Based on marginal wellbeing per capita improvements across all government spending, especially since this addtional funding is effectively taxpayer provided, not road user, surely at least the below provides a better return:
1) Ensuring there are enough ICU beds. Once the borders open covid19 will spread and will put extra demands on hospitals (but at a lower rate with 80%+ vaccination than without)
2) Increasing MIQ capacity so that those in "emergency" situations can get spaces as not all people in "emergency" spaces seem to be able to given the relayed stories in the media.
Also the Labour Party's tax policy was no increase in the fuel excise tax. This additional funding should have come from road users via that mechanism.
You might find this article from an ICU doctor interesting on why it is difficult to increase ICU capacity
https://www.newsroom.co.nz/podcast-the-detail/upping-our-intensive-care
You are starting to sound like a Labour tout.
We have to become more resilient, inevitably using the fossil energy infrastructure to do so. But there is only one, brief, receding, opportunity to get this right. And Labour are in a cleft stick; trying to keep this show on the road while paying lip service to the new show. Their problem is that this one is near-term doomed. They'd be better telling the punters the truth, and asking for support. As long as the punters are promised 'growth', we aren't going to change enough, fast enough. If fast enugh is still possible.
Nice programme and objectives - but the level of ambition is shameful. We need a transport infrastructure for the 21st century that is vision-led - not something that tweaks things around the edges. For example, we know that commuting by private car needs to drop massively, that we need safe walking / cycling routes to schools and amenities in all of our communities, and that regional air travel is simply inconsistent with our climate targets. We also have transport routes (and communities) that will be regularly under water or damaged by extreme weather events within the next 30 years. What's the plan for moving them?
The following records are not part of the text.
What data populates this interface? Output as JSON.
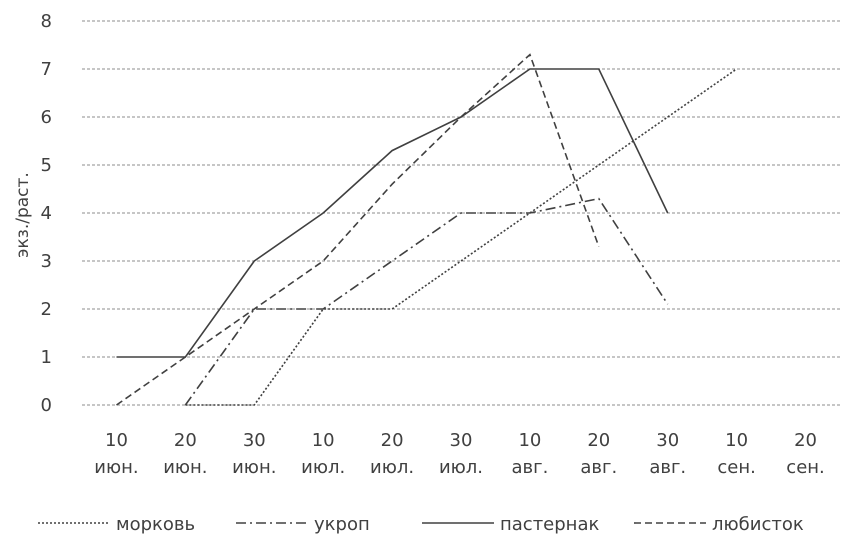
{
  "chart_data": {
    "type": "line",
    "title": "",
    "xlabel": "",
    "ylabel": "экз./раст.",
    "ylim": [
      0,
      8
    ],
    "yticks": [
      "0",
      "1",
      "2",
      "3",
      "4",
      "5",
      "6",
      "7",
      "8"
    ],
    "grid": true,
    "legend_position": "bottom",
    "categories": [
      [
        "10",
        "июн."
      ],
      [
        "20",
        "июн."
      ],
      [
        "30",
        "июн."
      ],
      [
        "10",
        "июл."
      ],
      [
        "20",
        "июл."
      ],
      [
        "30",
        "июл."
      ],
      [
        "10",
        "авг."
      ],
      [
        "20",
        "авг."
      ],
      [
        "30",
        "авг."
      ],
      [
        "10",
        "сен."
      ],
      [
        "20",
        "сен."
      ]
    ],
    "series": [
      {
        "name": "морковь",
        "style": "dotted",
        "color": "#404040",
        "values": [
          null,
          0,
          0,
          2,
          2,
          3,
          4,
          5,
          6,
          7,
          null
        ]
      },
      {
        "name": "укроп",
        "style": "dashdot",
        "color": "#404040",
        "values": [
          null,
          0,
          2,
          2,
          3,
          4,
          4,
          4.3,
          2.1,
          null,
          null
        ]
      },
      {
        "name": "пастернак",
        "style": "solid",
        "color": "#404040",
        "values": [
          1,
          1,
          3,
          4,
          5.3,
          6,
          7,
          7,
          4,
          null,
          null
        ]
      },
      {
        "name": "любисток",
        "style": "dashed",
        "color": "#404040",
        "values": [
          0,
          1,
          2,
          3,
          4.6,
          6,
          7.3,
          3.3,
          null,
          null,
          null
        ]
      }
    ]
  }
}
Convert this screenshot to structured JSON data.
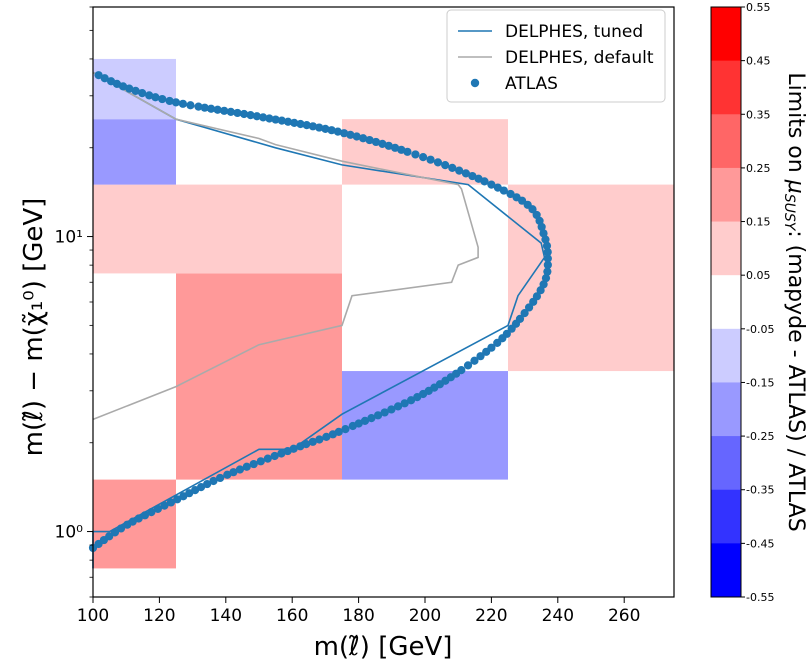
{
  "chart_data": {
    "type": "heatmap",
    "xlabel": "m(ℓ̃) [GeV]",
    "ylabel": "m(ℓ̃) − m(χ̃₁⁰) [GeV]",
    "xlim": [
      100,
      275
    ],
    "ylim": [
      0.6,
      60
    ],
    "yscale": "log",
    "x_ticks": [
      "100",
      "120",
      "140",
      "160",
      "180",
      "200",
      "220",
      "240",
      "260"
    ],
    "y_ticks": [
      "10⁰",
      "10¹"
    ],
    "grid": false,
    "legend_position": "top-right",
    "heatmap_cells": [
      {
        "x": [
          100,
          125
        ],
        "y": [
          0.75,
          1.5
        ],
        "value": 0.2
      },
      {
        "x": [
          125,
          175
        ],
        "y": [
          1.5,
          7.5
        ],
        "value": 0.2
      },
      {
        "x": [
          100,
          175
        ],
        "y": [
          7.5,
          15
        ],
        "value": 0.1
      },
      {
        "x": [
          100,
          125
        ],
        "y": [
          15,
          25
        ],
        "value": -0.2
      },
      {
        "x": [
          100,
          125
        ],
        "y": [
          25,
          40
        ],
        "value": -0.1
      },
      {
        "x": [
          175,
          225
        ],
        "y": [
          15,
          25
        ],
        "value": 0.1
      },
      {
        "x": [
          175,
          225
        ],
        "y": [
          1.5,
          3.5
        ],
        "value": -0.2
      },
      {
        "x": [
          225,
          275
        ],
        "y": [
          3.5,
          15
        ],
        "value": 0.1
      }
    ],
    "series": [
      {
        "name": "DELPHES, tuned",
        "type": "line",
        "color": "#1f77b4",
        "x": [
          100,
          100,
          105,
          150,
          160,
          175,
          225,
          228,
          236,
          235,
          213,
          175,
          155,
          125,
          100
        ],
        "y": [
          0.75,
          1.0,
          1.0,
          1.9,
          1.9,
          2.5,
          5.0,
          6.3,
          8.5,
          9.5,
          15,
          17.5,
          20,
          25,
          36
        ]
      },
      {
        "name": "DELPHES, default",
        "type": "line",
        "color": "#aaaaaa",
        "x": [
          100,
          125,
          150,
          175,
          178,
          208,
          210,
          216,
          216,
          211,
          210,
          175,
          155,
          150,
          125,
          100
        ],
        "y": [
          2.4,
          3.1,
          4.3,
          5.0,
          6.3,
          7.0,
          8.0,
          8.5,
          9.2,
          14.5,
          15,
          18,
          20.5,
          21.5,
          25,
          36
        ]
      },
      {
        "name": "ATLAS",
        "type": "scatter",
        "color": "#1f77b4",
        "x": [
          100,
          110,
          125,
          140,
          160,
          175,
          200,
          220,
          230,
          236,
          237,
          236,
          232,
          220,
          200,
          175,
          150,
          125,
          110,
          100
        ],
        "y": [
          0.88,
          1.05,
          1.28,
          1.55,
          1.9,
          2.2,
          2.95,
          4.2,
          5.5,
          7.0,
          8.5,
          10.0,
          12.5,
          15.0,
          18.5,
          22.5,
          25.5,
          28.5,
          32.0,
          36.0
        ]
      }
    ],
    "colorbar": {
      "label": "Limits on μSUSY: (mapyde - ATLAS) / ATLAS",
      "label_prefix": "Limits on ",
      "label_mu": "μ",
      "label_sub": "SUSY",
      "label_suffix": ": (mapyde - ATLAS) / ATLAS",
      "ticks": [
        "0.55",
        "0.45",
        "0.35",
        "0.25",
        "0.15",
        "0.05",
        "-0.05",
        "-0.15",
        "-0.25",
        "-0.35",
        "-0.45",
        "-0.55"
      ],
      "colors": [
        "#ff0000",
        "#ff3333",
        "#ff6666",
        "#ff9999",
        "#ffcccc",
        "#ffffff",
        "#ccccff",
        "#9999ff",
        "#6666ff",
        "#3333ff",
        "#0000ff"
      ]
    }
  }
}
The other issue here is the real resources required for these projects - have NZTA or Government done any analysis to test whether it is feasible to deliver these projects in the period, given that they will be competing with other state and private projects for everything from skilled labour to concrete mixers?
"The Crown will borrow the money to lend to NZTA",
So the government will borrow back its IOU (NZ Dollar Currency) by issuing a second IOU (a bond) and then re spend its first IOU again instead of just issuing another new IOU.
What a lot of nonsense mainstream economics is!
That is just not how our monetary system operates, every NZ Dollar Currency (IOU) that the government spends is a brand new IOU. The government never re spends its IOUs, it would be pointless. It would make no difference to its outstanding liabilities.
Borrowing by the government is an interest rate mechanism and not a funding operation and it doesn't even need to do things in that manner, no borrowing is required.